Il cristiano sa, in almeno in teoria (molto, ma molto in teoria) di essere nel mondo, ma di non appartenere al mondo. Lo sa vagamene, come una lontana reminiscenza che ha perso tutto il suo smalto, se pure lo aveva, e che oggi gli riesce difficile da comprendere, ancor più difficile da accettare e far propria. Quando mai gli capita di udire il sacerdote, nella omelia della santa Messa, parlare in questi termini? E quando mai ode il vescovo o il (sedicente) papa esprimere questo concetto? Tutto al contrario; quel che ode in continuazione è una musica totalmente diversa: il mondo, come gliene parlano i suoi (sedicenti) pastori, è il solo luogo nel quale è possibile la sua esistenza; ed è un luogo che, pur essendo pieno di criticità, è pur sempre la sua patria, sulla quale è chiamato a vigilare con piena consapevolezza ecologica, ambientale, climatica e, ovviamente, sociale. Il mondo è questo, nella (falsa) catechesi di questi (falsi) pastori, e non ce n’è un altro: un luogo fisico, il solo luogo possibile nel quale si svolge la vita umana, dal principio alla fine; una realtà totalmente immanente, nella quale egli non solo è calato, ma deve calarsi sempre più; e nella quale non solo egli si sporca le mani (e, non di rado, la coscienza), ma deve sporcarsele sempre più, senza alcun pensiero per la purificazione, per la pulizia interiore, per la vita in grazia di Dio. E chi mai gli parla più della Grazia divina? Perché per parlare di questa, bisognerebbe parlare prima del peccato e della riconciliazione con Dio: ma chi parla più del peccato, sotto le volte della casa del Signore? Chi mai gli parla della sua anima immortale, del suo destino eterno, e della tremenda responsabilità di essere lui, proprio lui, con le sue azioni, con le sue scelte, a decidere l’alternativa tra l’inferno e il paradiso?

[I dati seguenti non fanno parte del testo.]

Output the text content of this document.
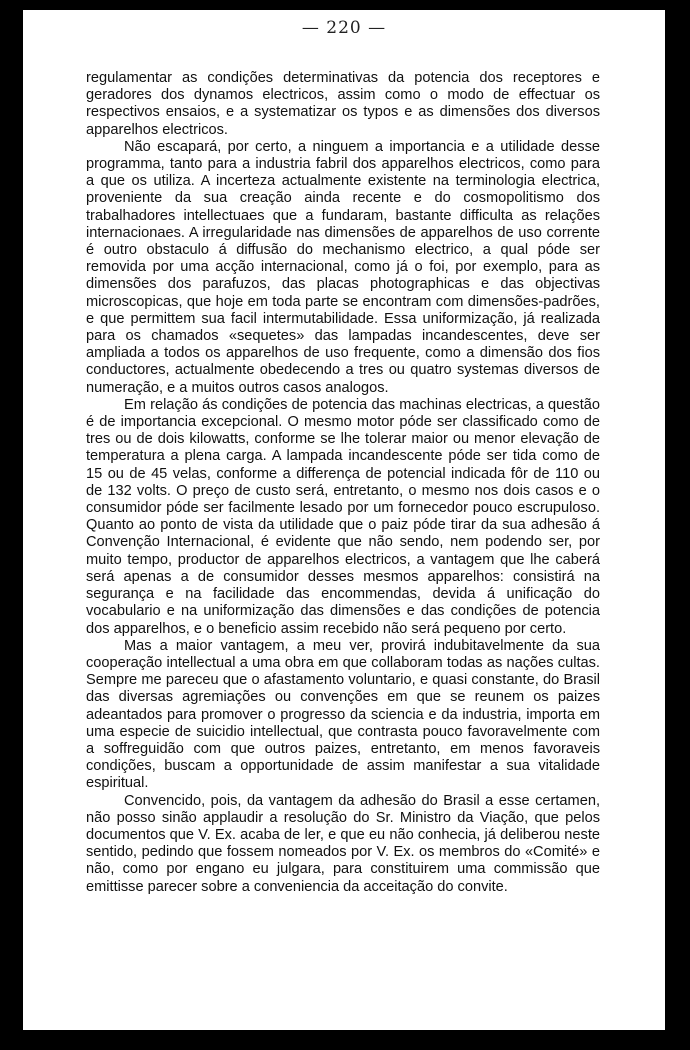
— 220 —

regulamentar as condições determinativas da potencia dos receptores e geradores dos dynamos electricos, assim como o modo de effectuar os respectivos ensaios, e a systematizar os typos e as dimensões dos diversos apparelhos electricos.

Não escapará, por certo, a ninguem a importancia e a utilidade desse programma, tanto para a industria fabril dos apparelhos electricos, como para a que os utiliza. A incerteza actualmente existente na terminologia electrica, proveniente da sua creação ainda recente e do cosmopolitismo dos trabalhadores intellectuaes que a fundaram, bastante difficulta as relações internacionaes. A irregularidade nas dimensões de apparelhos de uso corrente é outro obstaculo á diffusão do mechanismo electrico, a qual póde ser removida por uma acção internacional, como já o foi, por exemplo, para as dimensões dos parafuzos, das placas photographicas e das objectivas microscopicas, que hoje em toda parte se encontram com dimensões-padrões, e que permittem sua facil intermutabilidade. Essa uniformização, já realizada para os chamados «sequetes» das lampadas incandescentes, deve ser ampliada a todos os apparelhos de uso frequente, como a dimensão dos fios conductores, actualmente obedecendo a tres ou quatro systemas diversos de numeração, e a muitos outros casos analogos.

Em relação ás condições de potencia das machinas electricas, a questão é de importancia excepcional. O mesmo motor póde ser classificado como de tres ou de dois kilowatts, conforme se lhe tolerar maior ou menor elevação de temperatura a plena carga. A lampada incandescente póde ser tida como de 15 ou de 45 velas, conforme a differença de potencial indicada fôr de 110 ou de 132 volts. O preço de custo será, entretanto, o mesmo nos dois casos e o consumidor póde ser facilmente lesado por um fornecedor pouco escrupuloso. Quanto ao ponto de vista da utilidade que o paiz póde tirar da sua adhesão á Convenção Internacional, é evidente que não sendo, nem podendo ser, por muito tempo, productor de apparelhos electricos, a vantagem que lhe caberá será apenas a de consumidor desses mesmos apparelhos: consistirá na segurança e na facilidade das encommendas, devida á unificação do vocabulario e na uniformização das dimensões e das condições de potencia dos apparelhos, e o beneficio assim recebido não será pequeno por certo.

Mas a maior vantagem, a meu ver, provirá indubitavelmente da sua cooperação intellectual a uma obra em que collaboram todas as nações cultas. Sempre me pareceu que o afastamento voluntario, e quasi constante, do Brasil das diversas agremiações ou convenções em que se reunem os paizes adeantados para promover o progresso da sciencia e da industria, importa em uma especie de suicidio intellectual, que contrasta pouco favoravelmente com a soffreguidão com que outros paizes, entretanto, em menos favoraveis condições, buscam a opportunidade de assim manifestar a sua vitalidade espiritual.

Convencido, pois, da vantagem da adhesão do Brasil a esse certamen, não posso sinão applaudir a resolução do Sr. Ministro da Viação, que pelos documentos que V. Ex. acaba de ler, e que eu não conhecia, já deliberou neste sentido, pedindo que fossem nomeados por V. Ex. os membros do «Comité» e não, como por engano eu julgara, para constituirem uma commissão que emittisse parecer sobre a conveniencia da acceitação do convite.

L’espressione «essere nel mondo, ma non del mondo», risale direttamente alla viva voce di Gesù Cristo, il quale, parlando ai suoi discepoli nell’imminenza del distacco, al termine dell’Ultima Cena, dice loro (Gv 17, 6-19):

^6^Ho manifestato il tuo nome agli uomini che mi hai dato dal mondo. Erano tuoi e li hai dati a me, ed essi hanno osservato la tua parola. ^7^Ora essi sanno che tutte le cose che mi hai dato vengono da te, ^8^perché le parole che hai dato a me io le ho date a loro. Essi le hanno accolte e sanno veramente che sono uscito da te e hanno creduto che tu mi hai mandato.

^9^Io prego per loro; non prego per il mondo, ma per coloro che tu mi hai dato, perché sono tuoi. ^10^Tutte le cose mie sono tue, e le tue sono mie, e io sono glorificato in loro. ^11^Io non sono più nel mondo; essi invece sono nel mondo, e io vengo a te. Padre santo, custodiscili nel tuo nome, quello che mi hai dato, perché siano una sola cosa, come noi.

^12^Quand’ero con loro, io li custodivo nel tuo nome, quello che mi hai dato, e li ho conservati, e nessuno di loro è andato perduto, tranne il figlio della perdizione, perché si compisse la Scrittura. ^13^Ma ora io vengo a te e dico questo mentre sono nel mondo, perché abbiano in se stessi la pienezza della mia gioia. ^14^Io ho dato loro la tua parola e il mondo li ha odiati, perché essi non sono del mondo, come io non sono del mondo.

^15^ Non prego che tu li tolga dal mondo, ma che tu li custodisca dal Maligno. ^16^Essi non sono del mondo, come io non sono del mondo. ^17^Consacrali nella verità. La tua parola è verità. ^18^Come tu hai mandato me nel mondo, anche io ho mandato loro nel mondo; ^19^per loro io consacro me stesso, perché siano anch’essi consacrati nella verità.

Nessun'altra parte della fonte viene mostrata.